Congress Keeps Head Firmly In The Sand On Climate Change
July 4, 2016
In June, the Senate Appropriations State, Foreign Operations, and Related Programs Subcommittee’s Department of State approved a $52.08 billion spending bill that would block the U.S. from sending money to the United Nation’s Green Climate Fund (GCF). The Green Climate Fund is the principal part of a U.N. goal to raise $100 billion for climate funding from private and government sources to help countries cut greenhouse gases and adapt to climate change effects. This program was primarily established to help developing countries cope with climate change. The bill also weakens policies by the Export-Import Bank of the United States, Overseas Private Investment Corp., and World Bank that limit the financing of coal-fired power plants.
Funding the GCF was and continues to be a key project in the Obama administration. In November 2014, President Obama pledged $3 billion to the United Nations Framework Convention on Climate Change’s Green Climate Fund to go towards climate goals. In March, less than three months after the historic Paris climate agreement, the U.S. made the first of its promised payments of $500 million to the fund. The March payment came despite Republican opposition to the Green Climate Fund as the party last year ignored President Obama’s funding request for the program and sought to block funding for it unless the Senate got a vote on the Paris climate deal. A year-end spending deal, however, didn’t expressly prohibit federal funding for the GCF, and the Obama administration found money for it elsewhere in the State Department’s budget. Since that payment, the GOP has repeatedly pledged to block any funds in attempts to derail last year’s climate change deal in Paris.

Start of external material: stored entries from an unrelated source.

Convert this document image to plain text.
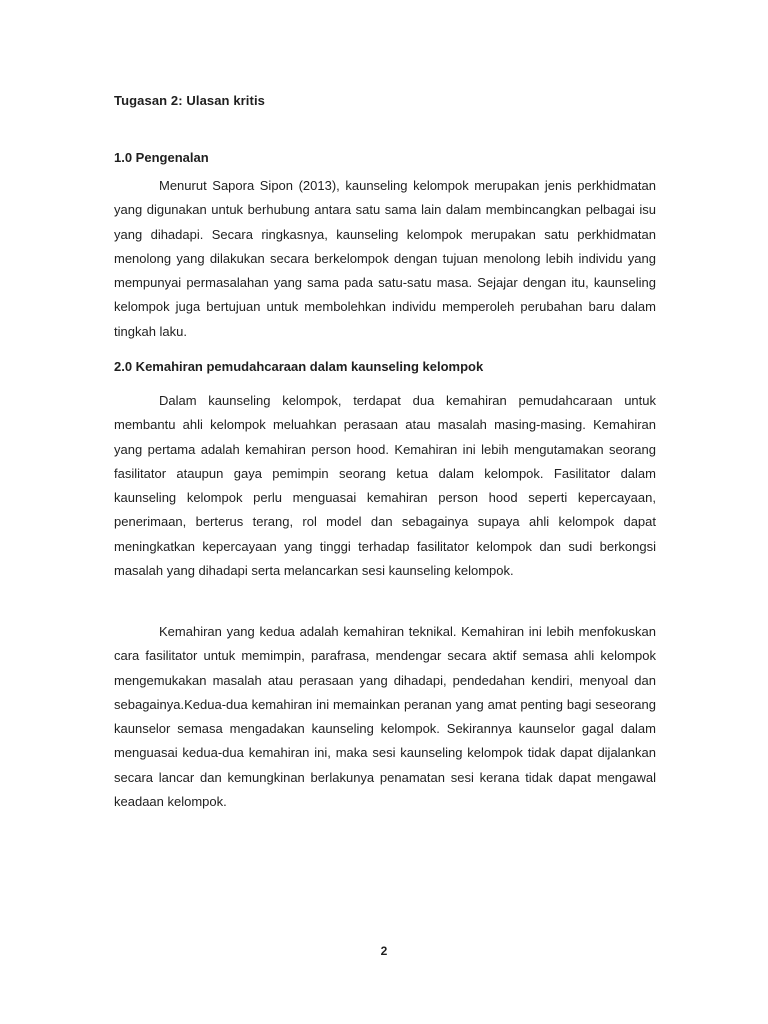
Tugasan 2: Ulasan kritis
1.0 Pengenalan

Menurut Sapora Sipon (2013), kaunseling kelompok merupakan jenis perkhidmatan yang digunakan untuk berhubung antara satu sama lain dalam membincangkan pelbagai isu yang dihadapi. Secara ringkasnya, kaunseling kelompok merupakan satu perkhidmatan menolong yang dilakukan secara berkelompok dengan tujuan menolong lebih individu yang mempunyai permasalahan yang sama pada satu-satu masa. Sejajar dengan itu, kaunseling kelompok juga bertujuan untuk membolehkan individu memperoleh perubahan baru dalam tingkah laku.

2.0 Kemahiran pemudahcaraan dalam kaunseling kelompok

Dalam kaunseling kelompok, terdapat dua kemahiran pemudahcaraan untuk membantu ahli kelompok meluahkan perasaan atau masalah masing-masing. Kemahiran yang pertama adalah kemahiran person hood. Kemahiran ini lebih mengutamakan seorang fasilitator ataupun gaya pemimpin seorang ketua dalam kelompok. Fasilitator dalam kaunseling kelompok perlu menguasai kemahiran person hood seperti kepercayaan, penerimaan, berterus terang, rol model dan sebagainya supaya ahli kelompok dapat meningkatkan kepercayaan yang tinggi terhadap fasilitator kelompok dan sudi berkongsi masalah yang dihadapi serta melancarkan sesi kaunseling kelompok.

Kemahiran yang kedua adalah kemahiran teknikal. Kemahiran ini lebih menfokuskan cara fasilitator untuk memimpin, parafrasa, mendengar secara aktif semasa ahli kelompok mengemukakan masalah atau perasaan yang dihadapi, pendedahan kendiri, menyoal dan sebagainya.Kedua-dua kemahiran ini memainkan peranan yang amat penting bagi seseorang kaunselor semasa mengadakan kaunseling kelompok. Sekirannya kaunselor gagal dalam menguasai kedua-dua kemahiran ini, maka sesi kaunseling kelompok tidak dapat dijalankan secara lancar dan kemungkinan berlakunya penamatan sesi kerana tidak dapat mengawal keadaan kelompok.

2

The White House revealed ambitious goals to include $750 million for the Green Climate Fund in the fiscal year 2017 budget request, of which $500 million would come from the State Department. However, the Senate’s Department of State spending bill, released in late June, will prohibit any funding from the bill or prior acts from being used for grants, assistance or contributions to the fund. The provision will likely raise opposition among Democrats. Even so, an Appropriations subcommittee cleared the bill in a matter of minutes of Tuesday, and ranking Democrat Sen. Patrick Leahy (VT) indicated members will look to amend the bill during a full committee markup on Wednesday.